Fenster asked for a postponement of the sentencing, saying the series had
raised significant questions about Blandon and his connections to the CIA.
O'Neale protested angrily, accusing Ross of dreaming up the whole CIA plot
and feeding it to gullible journalist who was spreading the ridiculous
conspiracy theories.

But Judge Huff looked troubled and told O'Neale she wanted some answers
from the CIA before she passed sentencing on Ross and his codefendents.
And she also wanted the Justice Department to begin deportation proceedings
against Blandon immediately.  The news made the wires, and the switchboard
at the Mercury News lit up.  "This place is going crazy!" Dawn reported.
"The Web page had something like 500,000 hits on it today!"

The Mercury News executive editor, Jerry Ceppos, called and congratulated
me.  The TV networks were calling the paper.  We were getting phone calls
from all over the world.  "Let's stay on top of this," he said.  "Anything
you need, you let us know.  We want to run with this thing."  A few days
later, I got a $500 bonus check in the mail and a note from Ceppos:
"Remarkable series!  Thanks for doing this for us."

I was on National Public Radio the following Monday and, as always, gave
out the Web site address so people could read the series and see our
documents.  We had 800,000 hits that day.  The synergy was amazing.  For
the first time, people could hear about a story and on the radio -- even
one that appeared several weeks earlier and thousands of miles away -- and
immediately read it on their computer screens.
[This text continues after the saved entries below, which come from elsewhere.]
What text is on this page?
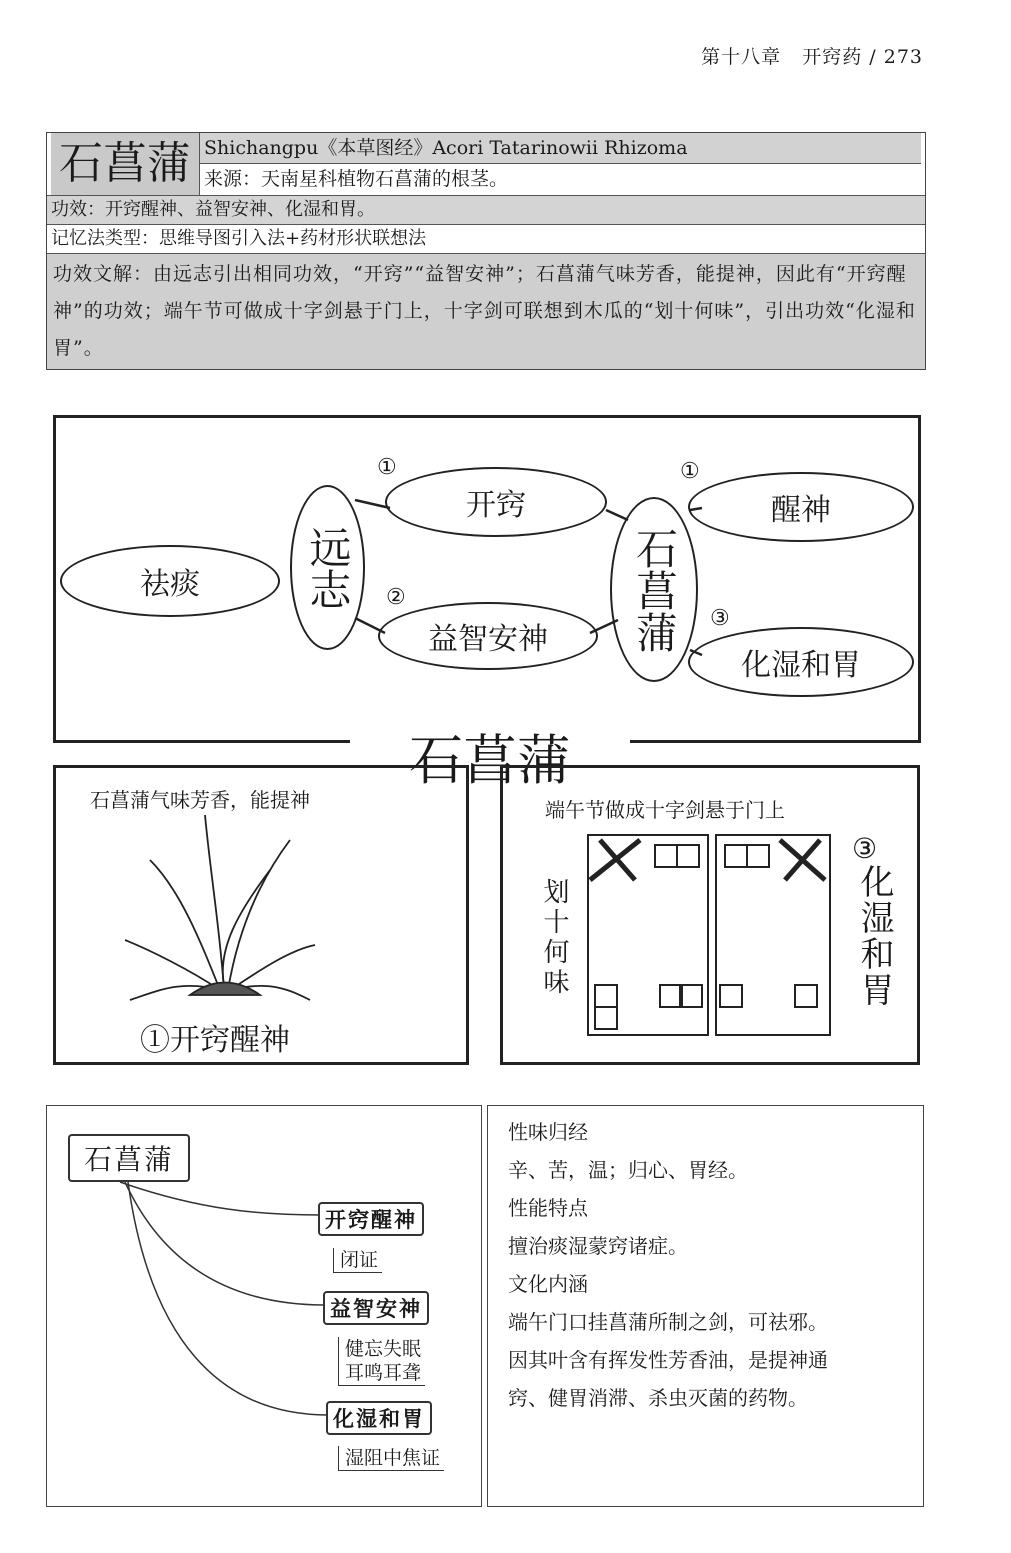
第十八章 开窍药 / 273
石菖蒲 Shichangpu《本草图经》Acori Tatarinowii Rhizoma
来源：天南星科植物石菖蒲的根茎。
功效：开窍醒神、益智安神、化湿和胃。
记忆法类型：思维导图引入法+药材形状联想法
功效文解：由远志引出相同功效，“开窍”“益智安神”；石菖蒲气味芳香，能提神，因此有“开窍醒神”的功效；端午节可做成十字剑悬于门上，十字剑可联想到木瓜的“划十何味”，引出功效“化湿和胃”。
祛痰	远志
①
开窍
②
益智安神	石菖蒲
①
醒神
③
化湿和胃
石菖蒲
石菖蒲气味芳香，能提神
①开窍醒神
端午节做成十字剑悬于门上
划十何味
③
化湿和胃
石菖蒲
开窍醒神
闭证
益智安神
健忘失眠
耳鸣耳聋
化湿和胃
湿阻中焦证
性味归经
辛、苦，温；归心、胃经。
性能特点
擅治痰湿蒙窍诸症。
文化内涵
端午门口挂菖蒲所制之剑，可祛邪。
因其叶含有挥发性芳香油，是提神通
窍、健胃消滞、杀虫灭菌的药物。
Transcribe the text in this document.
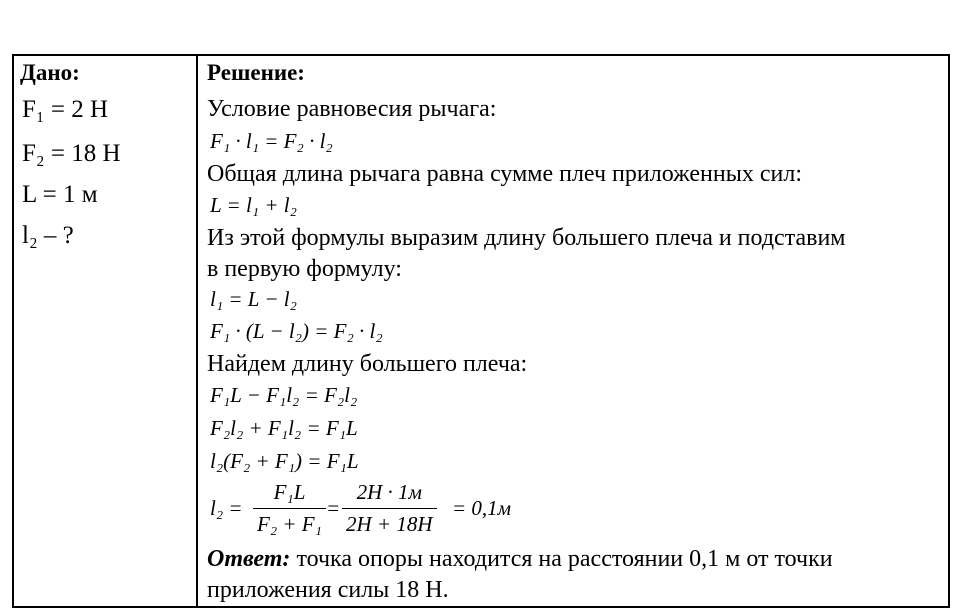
Дано:	Решение:
F₁ = 2 Н
F₂ = 18 Н
L = 1 м
l₂ – ?
Условие равновесия рычага:
F₁ · l₁ = F₂ · l₂
Общая длина рычага равна сумме плеч приложенных сил:
L = l₁ + l₂
Из этой формулы выразим длину большего плеча и подставим
в первую формулу:
l₁ = L − l₂
F₁ · (L − l₂) = F₂ · l₂
Найдем длину большего плеча:
F₁L − F₁l₂ = F₂l₂
F₂l₂ + F₁l₂ = F₁L
l₂(F₂ + F₁) = F₁L
$l_2 = \frac{\text{F₁L}}{\text{F₂ + F₁}}$ =
2H · 1м
2H + 18H
= 0,1м
Ответ: точка опоры находится на расстоянии 0,1 м от точки
приложения силы 18 Н.
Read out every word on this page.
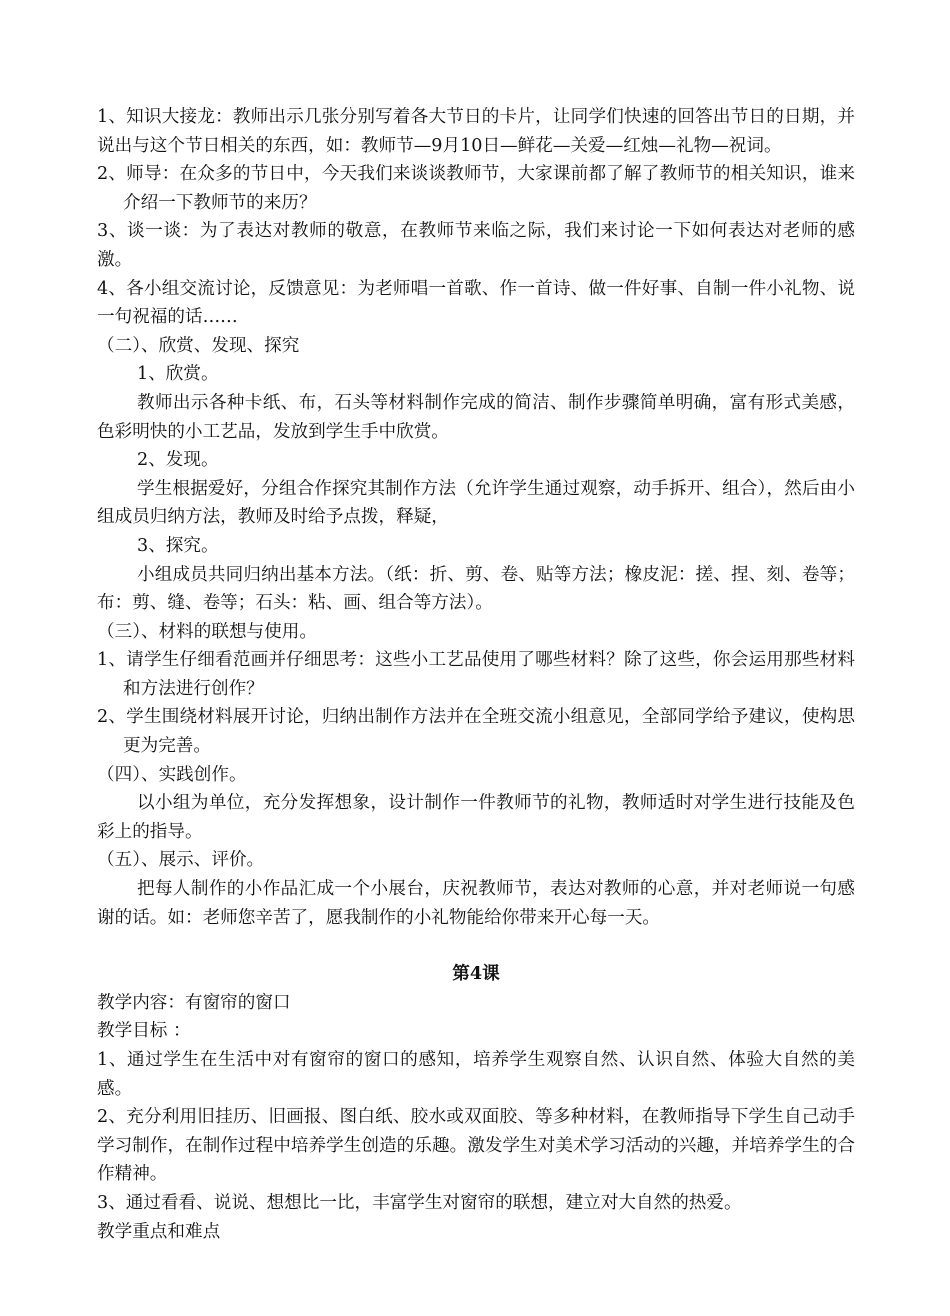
1、知识大接龙：教师出示几张分别写着各大节日的卡片，让同学们快速的回答出节日的日期，并说出与这个节日相关的东西，如：教师节—9月10日—鲜花—关爱—红烛—礼物—祝词。

2、师导：在众多的节日中，今天我们来谈谈教师节，大家课前都了解了教师节的相关知识，谁来介绍一下教师节的来历？

3、谈一谈：为了表达对教师的敬意，在教师节来临之际，我们来讨论一下如何表达对老师的感激。

4、各小组交流讨论，反馈意见：为老师唱一首歌、作一首诗、做一件好事、自制一件小礼物、说一句祝福的话……

（二）、欣赏、发现、探究

1、欣赏。

教师出示各种卡纸、布，石头等材料制作完成的简洁、制作步骤简单明确，富有形式美感，色彩明快的小工艺品，发放到学生手中欣赏。

2、发现。

学生根据爱好，分组合作探究其制作方法（允许学生通过观察，动手拆开、组合），然后由小组成员归纳方法，教师及时给予点拨，释疑，

3、探究。

小组成员共同归纳出基本方法。（纸：折、剪、卷、贴等方法；橡皮泥：搓、捏、刻、卷等；布：剪、缝、卷等；石头：粘、画、组合等方法）。

（三）、材料的联想与使用。

1、请学生仔细看范画并仔细思考：这些小工艺品使用了哪些材料？除了这些，你会运用那些材料和方法进行创作？

2、学生围绕材料展开讨论，归纳出制作方法并在全班交流小组意见，全部同学给予建议，使构思更为完善。

（四）、实践创作。

以小组为单位，充分发挥想象，设计制作一件教师节的礼物，教师适时对学生进行技能及色彩上的指导。

（五）、展示、评价。

把每人制作的小作品汇成一个小展台，庆祝教师节，表达对教师的心意，并对老师说一句感谢的话。如：老师您辛苦了，愿我制作的小礼物能给你带来开心每一天。

第4课

教学内容：有窗帘的窗口

教学目标 ：

1、通过学生在生活中对有窗帘的窗口的感知，培养学生观察自然、认识自然、体验大自然的美感。

2、充分利用旧挂历、旧画报、图白纸、胶水或双面胶、等多种材料，在教师指导下学生自己动手学习制作，在制作过程中培养学生创造的乐趣。激发学生对美术学习活动的兴趣，并培养学生的合作精神。

3、通过看看、说说、想想比一比，丰富学生对窗帘的联想，建立对大自然的热爱。

教学重点和难点
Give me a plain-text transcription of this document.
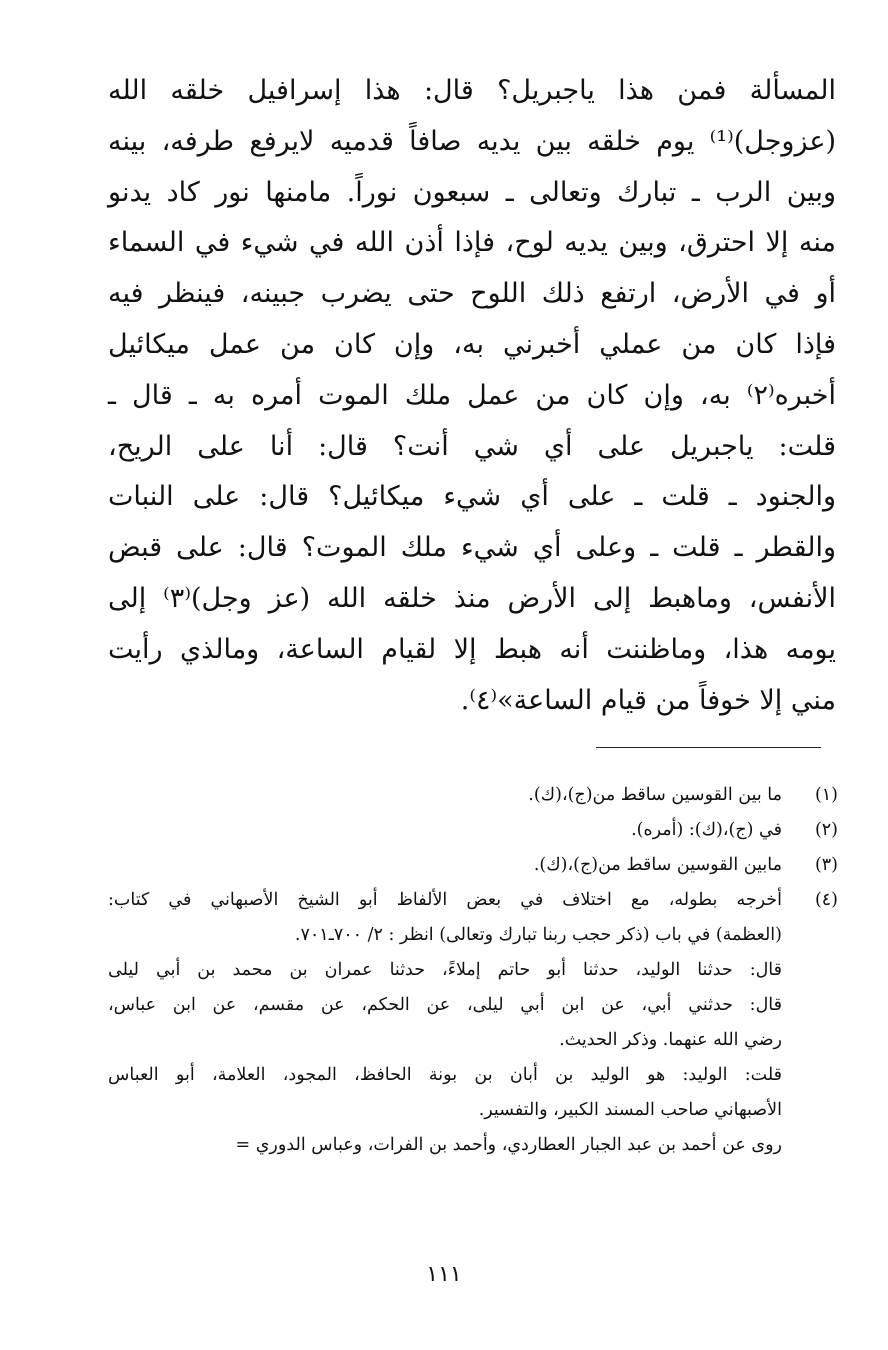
المسألة فمن هذا ياجبريل؟ قال: هذا إسرافيل خلقه الله
(عزوجل)⁽¹⁾ يوم خلقه بين يديه صافاً قدميه لايرفع طرفه، بينه
وبين الرب ـ تبارك وتعالى ـ سبعون نوراً. مامنها نور كاد يدنو
منه إلا احترق، وبين يديه لوح، فإذا أذن الله في شيء في السماء
أو في الأرض، ارتفع ذلك اللوح حتى يضرب جبينه، فينظر فيه
فإذا كان من عملي أخبرني به، وإن كان من عمل ميكائيل
أخبره⁽٢⁾ به، وإن كان من عمل ملك الموت أمره به ـ قال ـ
قلت: ياجبريل على أي شي أنت؟ قال: أنا على الريح،
والجنود ـ قلت ـ على أي شيء ميكائيل؟ قال: على النبات
والقطر ـ قلت ـ وعلى أي شيء ملك الموت؟ قال: على قبض
الأنفس، وماهبط إلى الأرض منذ خلقه الله (عز وجل)⁽٣⁾ إلى
يومه هذا، وماظننت أنه هبط إلا لقيام الساعة، ومالذي رأيت
مني إلا خوفاً من قيام الساعة»⁽٤⁾.
(١)
ما بين القوسين ساقط من(ج)،(ك).
(٢)
في (ج)،(ك): (أمره).
(٣)
مابين القوسين ساقط من(ج)،(ك).
(٤)
أخرجه بطوله، مع اختلاف في بعض الألفاظ أبو الشيخ الأصبهاني في كتاب:
(العظمة) في باب (ذكر حجب ربنا تبارك وتعالى) انظر : ٢/ ٧٠٠ـ٧٠١.
قال: حدثنا الوليد، حدثنا أبو حاتم إملاءً، حدثنا عمران بن محمد بن أبي ليلى
قال: حدثني أبي، عن ابن أبي ليلى، عن الحكم، عن مقسم، عن ابن عباس،
رضي الله عنهما. وذكر الحديث.
قلت: الوليد: هو الوليد بن أبان بن بونة الحافظ، المجود، العلامة، أبو العباس
الأصبهاني صاحب المسند الكبير، والتفسير.
روى عن أحمد بن عبد الجبار العطاردي، وأحمد بن الفرات، وعباس الدوري =
١١١
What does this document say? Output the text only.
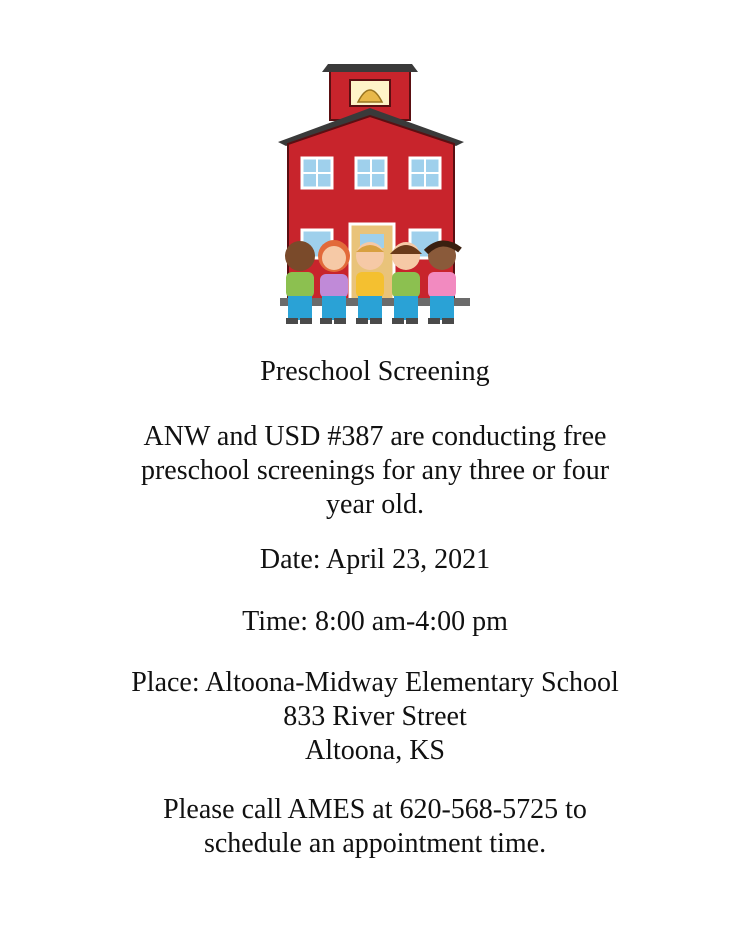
Preschool Screening
ANW and USD #387 are conducting free
preschool screenings for any three or four
year old.
Date: April 23, 2021
Time: 8:00 am-4:00 pm
Place: Altoona-Midway Elementary School
833 River Street
Altoona, KS
Please call AMES at 620-568-5725 to
schedule an appointment time.
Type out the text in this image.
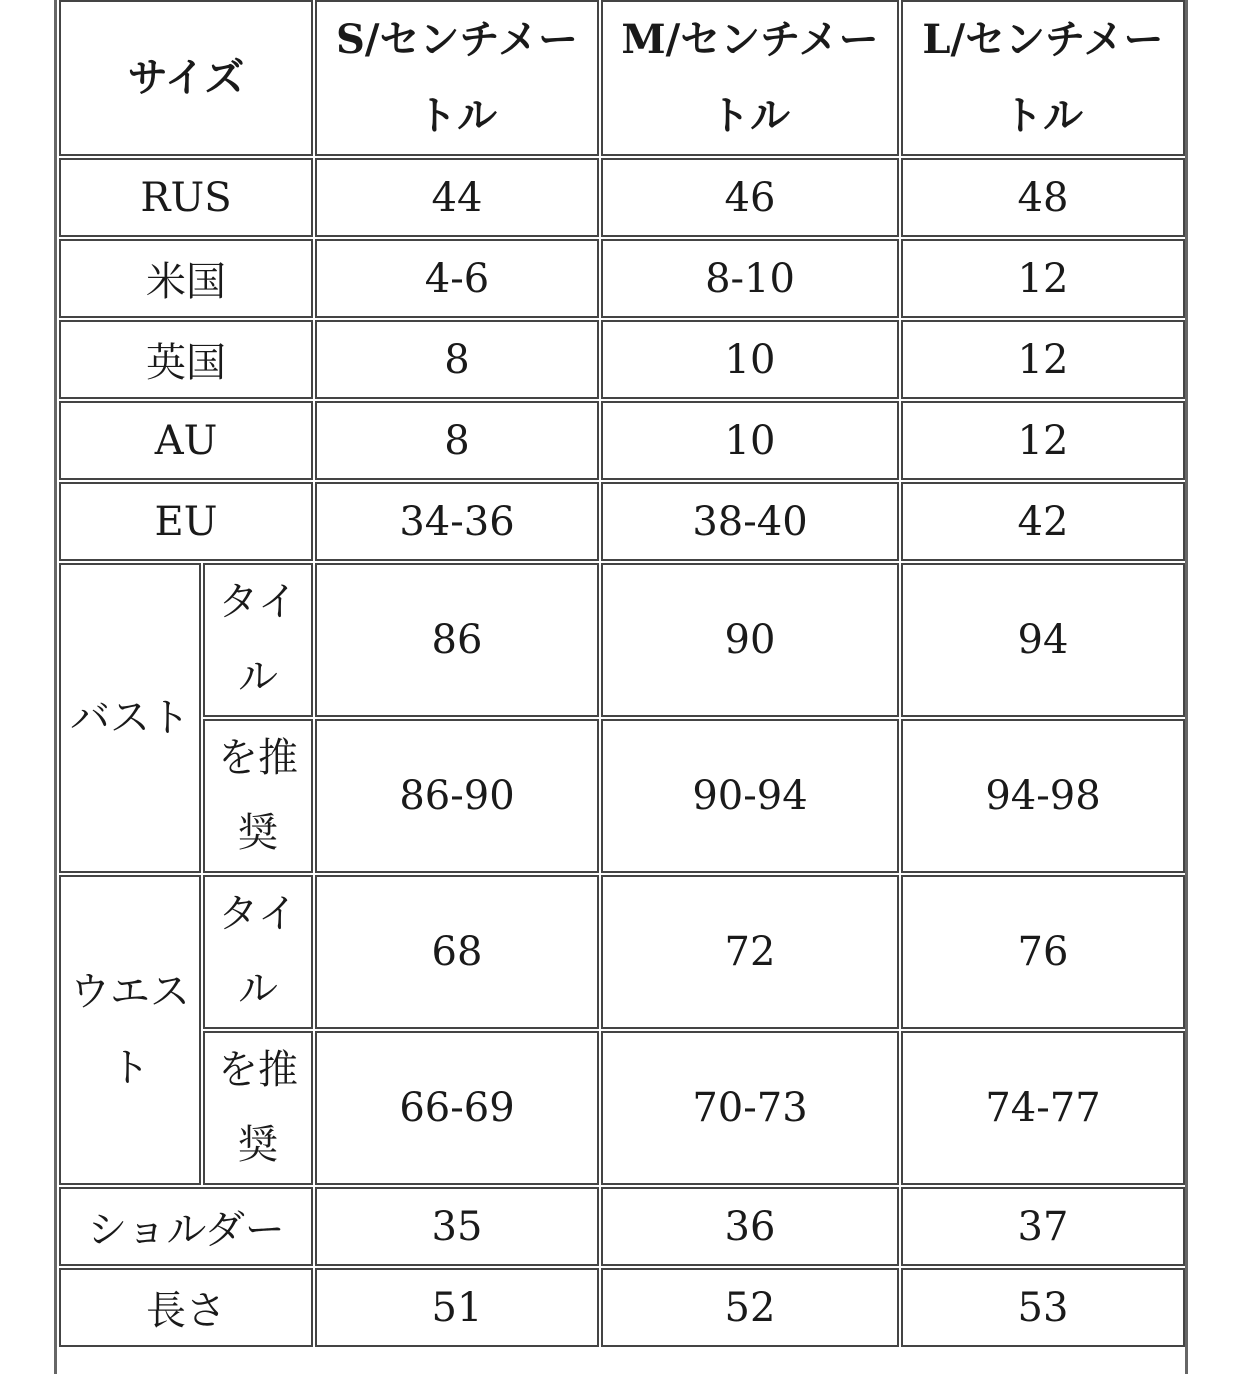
サイズ		S/センチメートル	M/センチメートル	L/センチメートル
RUS		44	46	48
米国		4-6	8-10	12
英国		8	10	12
AU		8	10	12
EU		34-36	38-40	42
バスト	タイル	86	90	94
	を推奨	86-90	90-94	94-98
ウエスト	タイル	68	72	76
	を推奨	66-69	70-73	74-77
ショルダー		35	36	37
長さ		51	52	53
Unlike all the previous stories about the Contras and cocaine, this one
couldn't be killed off in the traditional manner, by Big Media ignoring it
or relegating it to the news briefs.  Millions of people were finding out
about "Dark Alliance" anyway -- even though not a word had appeared in the
so-called national press.  That phenomenon was newsworthy of by itself.

"The story had serious legs, moving rapidly through the African American
community via email and file downloads, and then into living rooms, offices
and churches, and onto streets and into more mainstream black papers and
radio broadcasts," HotWired magazine wrote in October 1996.  "For the first
time, my grandmother asked me to go online and read something.  I couldn't
believe it.  She wouldn't look at a computer before," one black government
lawyer emailed the magazine.  "This story is causing a sensation among
blacks.  It's all they're talking about.  They are enraged about it, and
they can't believe it isn't on every front page in America."